What the Massacre Means
Midnight on the Mavi Marmara: The Attack on the Gaza Freedom Flotilla and How It Changed the Course of the Israel/Palestine Conflict
Edited by Moustafa Bayoumi
OR Books, 2010, 256 pages, $16
On May 31, 2010, Israeli commandos boarded ships that were attempting to break Israel’s crippling blockade of Gaza. On the Turkish boat Mavi Marmara, nine were killed and dozens wounded. The attacks in international waters shocked the world, and Israel scrambled to control the damage to its reputation, portraying the unarmed passengers as a group of savage Islamist terrorists “lynching” defenseless Israeli soldiers. The essays in Midnight on the Mavi Marmara are a comprehensive antidote to Israel’s attempt to spin the events. The reports from eyewitnesses aboard the Mavi Marmara are clear: Israeli commandos rappelled onto the Marmara, opened fire, and killed nine people. A September 2010 U.N. report by three human rights experts found the Israeli raid to be illegal, “disproportionate,” and brutal.
The testimony of Ken O’Keefe, a former U.S. marine and a prominent Palestine solidarity activist, is enough to conclude that Israel’s propaganda about the flotilla being a “hate boat” intent on injuring or killing Israeli soldiers is a farce. O’Keefe describes how he was involved in the forcible separation of weapons from Israeli soldiers who had already “murdered two brothers that I had seen that day, including one brother with a bullet entering dead center in his forehead, in what appeared to be an execution.” Continuing his testimony, O’Keefe says: “We had in our full possession three completely disarmed and helpless commandos. These boys were at our mercy … But they did not face an enemy as ruthless as they. Instead, the woman [sic] provided basic first aid, and ultimately they were released, battered and bruised for sure, but alive.”
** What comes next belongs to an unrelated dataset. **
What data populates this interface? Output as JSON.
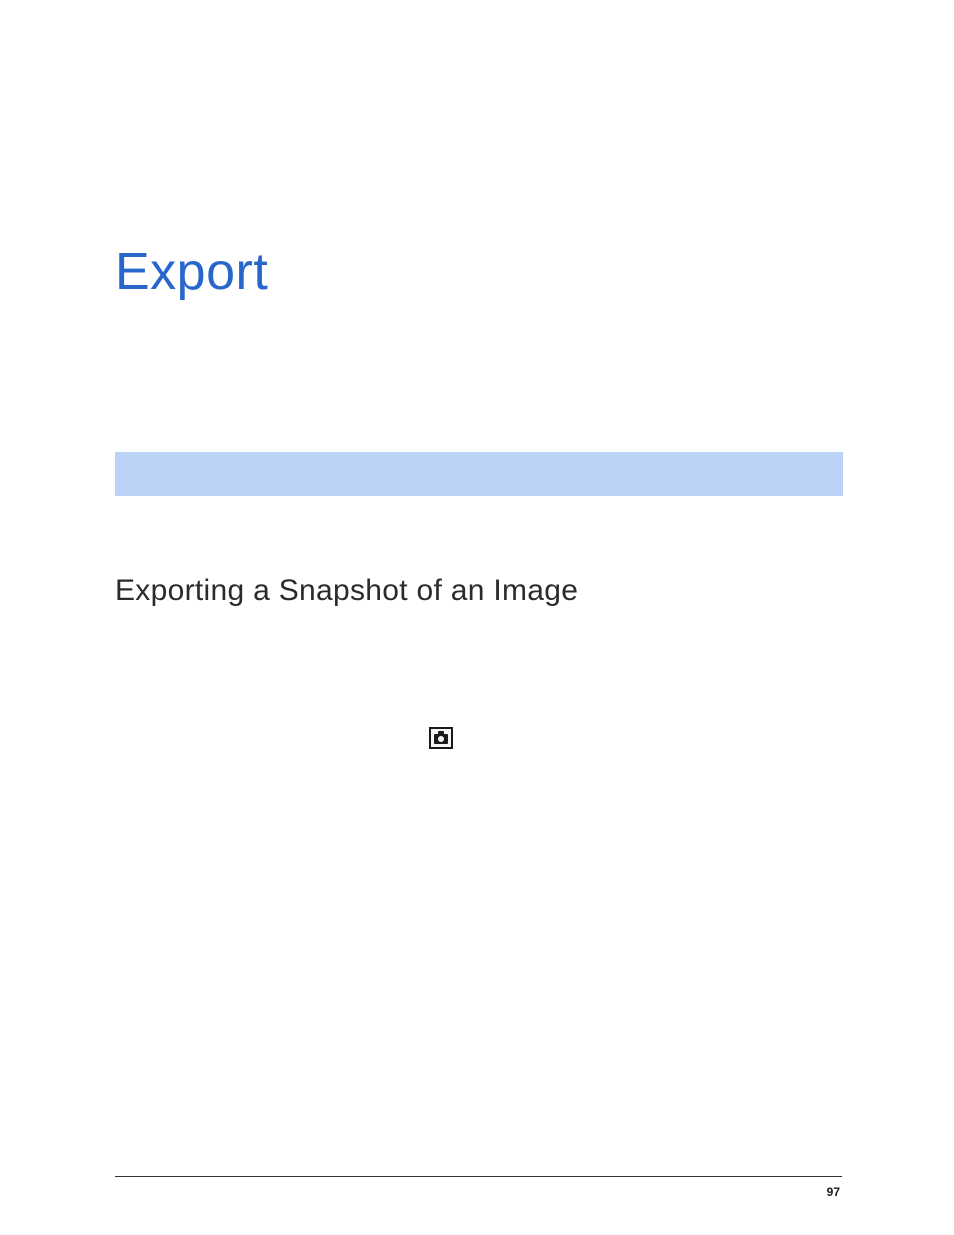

Beyond the eyewitness accounts, the book includes exceptional analyses of what the attack means and where the international solidarity movement goes from here. Philip Weiss and Adam Horowitz, editors of the blog Mondoweiss, aptly call the attack on the flotilla a moment that has caused “many to consider what Zionism has built in the Middle East.” Yousef Munayyer, executive director of the Washington, D.C.-based Palestine Center, reminds readers that Israel massacring civilians is not a new phenomenon, nor is the world’s apparent unwillingness to hold Israel accountable for war crimes.
While it is a one-stop shop for all things Freedom Flotilla, Midnight on the Mavi Marmara has a dearth of original content, with most contributions being reprints. It’s an understandable shortcoming given the lightning-quick turnaround—the book was published two months after the Israeli raid—but it reads more as an immediate reaction to the flotilla killings than a reflection on how and why the flotilla marks a “turning point” in the Israel/Palestine conflict.
By and large, though, if one wants to understand the attack on the flotilla and the utter necessity of building an international solidarity movement that will finally bring Israeli apartheid down, this is the book to read. It couldn’t have come out at a better time; while the world’s media incessantly focus on “peace talks” and what the Obama administration will do next, the real work of bringing about liberation for the Palestinian people can be found in efforts like the Freedom Flotilla.
Adam Shapiro, a co-founder of the International Solidarity Movement, succinctly closes out the book with his piece on the boycott, divestment, and sanctions movement and the effort to break the blockade of Gaza through ever-escalating direct action: “The days of the oppression of Palestinians—whether in the Occupied Palestinian Territories, in refugee camps, or in the diaspora—are numbered. It is now in all our power to expedite that day of liberation.”